Implications: The New Face of State-Backed Cyber Espionage
This campaign marks a leap in ScarCruft’s capabilities, blending technical sophistication with deep cultural targeting. By compromising a platform beloved by a vulnerable diaspora, North Korean operatives have demonstrated not just hacking prowess, but a chilling understanding of their targets’ digital lives.
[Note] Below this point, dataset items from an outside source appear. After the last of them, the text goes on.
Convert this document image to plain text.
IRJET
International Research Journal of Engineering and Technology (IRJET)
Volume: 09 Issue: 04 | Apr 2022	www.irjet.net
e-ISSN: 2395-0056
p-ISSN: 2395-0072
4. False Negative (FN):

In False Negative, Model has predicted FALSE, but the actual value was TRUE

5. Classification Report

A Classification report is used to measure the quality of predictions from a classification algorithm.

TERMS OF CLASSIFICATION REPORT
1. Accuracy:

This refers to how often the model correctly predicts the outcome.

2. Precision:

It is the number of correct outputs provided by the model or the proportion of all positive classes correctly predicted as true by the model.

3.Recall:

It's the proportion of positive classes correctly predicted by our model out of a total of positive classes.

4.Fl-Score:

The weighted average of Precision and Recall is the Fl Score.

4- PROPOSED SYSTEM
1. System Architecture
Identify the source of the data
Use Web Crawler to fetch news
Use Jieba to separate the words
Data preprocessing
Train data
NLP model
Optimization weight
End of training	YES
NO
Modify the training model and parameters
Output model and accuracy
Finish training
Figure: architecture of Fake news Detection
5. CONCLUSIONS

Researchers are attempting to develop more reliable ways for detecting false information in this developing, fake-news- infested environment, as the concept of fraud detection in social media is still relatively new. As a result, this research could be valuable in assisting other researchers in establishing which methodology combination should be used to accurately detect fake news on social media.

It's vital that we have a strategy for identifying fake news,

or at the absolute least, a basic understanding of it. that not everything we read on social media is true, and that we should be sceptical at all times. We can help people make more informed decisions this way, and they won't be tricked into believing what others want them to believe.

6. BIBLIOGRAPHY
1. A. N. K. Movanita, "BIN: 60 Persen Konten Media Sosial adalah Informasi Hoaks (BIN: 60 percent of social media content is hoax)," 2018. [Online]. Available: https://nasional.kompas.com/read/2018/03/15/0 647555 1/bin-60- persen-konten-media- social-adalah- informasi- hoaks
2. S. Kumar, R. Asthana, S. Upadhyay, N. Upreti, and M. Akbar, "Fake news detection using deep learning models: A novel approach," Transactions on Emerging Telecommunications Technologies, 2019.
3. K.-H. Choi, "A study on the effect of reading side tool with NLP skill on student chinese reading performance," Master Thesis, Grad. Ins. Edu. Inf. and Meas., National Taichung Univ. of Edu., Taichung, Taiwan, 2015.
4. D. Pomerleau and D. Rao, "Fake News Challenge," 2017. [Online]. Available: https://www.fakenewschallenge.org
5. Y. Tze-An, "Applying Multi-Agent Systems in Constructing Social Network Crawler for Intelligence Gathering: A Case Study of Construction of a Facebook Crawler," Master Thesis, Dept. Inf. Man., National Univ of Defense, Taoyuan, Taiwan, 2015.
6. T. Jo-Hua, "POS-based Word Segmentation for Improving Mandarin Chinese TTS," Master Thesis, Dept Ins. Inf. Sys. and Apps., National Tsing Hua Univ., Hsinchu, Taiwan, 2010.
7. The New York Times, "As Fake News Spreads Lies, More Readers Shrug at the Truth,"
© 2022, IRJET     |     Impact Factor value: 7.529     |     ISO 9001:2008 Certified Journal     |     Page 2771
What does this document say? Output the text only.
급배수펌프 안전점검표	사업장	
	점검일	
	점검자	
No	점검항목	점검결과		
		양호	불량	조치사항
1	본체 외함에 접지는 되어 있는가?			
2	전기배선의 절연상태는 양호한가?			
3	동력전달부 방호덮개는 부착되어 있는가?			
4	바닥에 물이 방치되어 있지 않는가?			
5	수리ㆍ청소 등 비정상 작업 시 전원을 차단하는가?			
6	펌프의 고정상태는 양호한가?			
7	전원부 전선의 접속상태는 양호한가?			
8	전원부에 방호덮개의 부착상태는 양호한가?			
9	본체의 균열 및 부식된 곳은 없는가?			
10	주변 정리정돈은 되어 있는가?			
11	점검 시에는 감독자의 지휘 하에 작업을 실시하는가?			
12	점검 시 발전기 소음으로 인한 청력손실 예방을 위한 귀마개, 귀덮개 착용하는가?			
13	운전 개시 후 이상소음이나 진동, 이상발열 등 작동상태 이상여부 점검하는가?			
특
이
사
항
As supply-chain attacks grow more common, even seemingly innocent platforms may now conceal the shadows of international espionage.
WIKICROOK
- Supply: A supply chain attack targets third-party vendors or services to compromise multiple organizations by exploiting trusted external relationships.
- Backdoor: A backdoor is a hidden way to access a computer or server, bypassing normal security checks, often used by attackers to gain secret control.
- Command: A command is an instruction sent to a device or software, often by a C2 server, directing it to perform specific actions, sometimes for malicious purposes.
- DLL (Dynamic Link Library): A DLL is a Windows file containing shared code used by programs. Malicious DLLs can be exploited by hackers to gain control over a system.
- Obfuscation: Obfuscation is the practice of disguising code or data to make it difficult for humans or security tools to understand, analyze, or detect.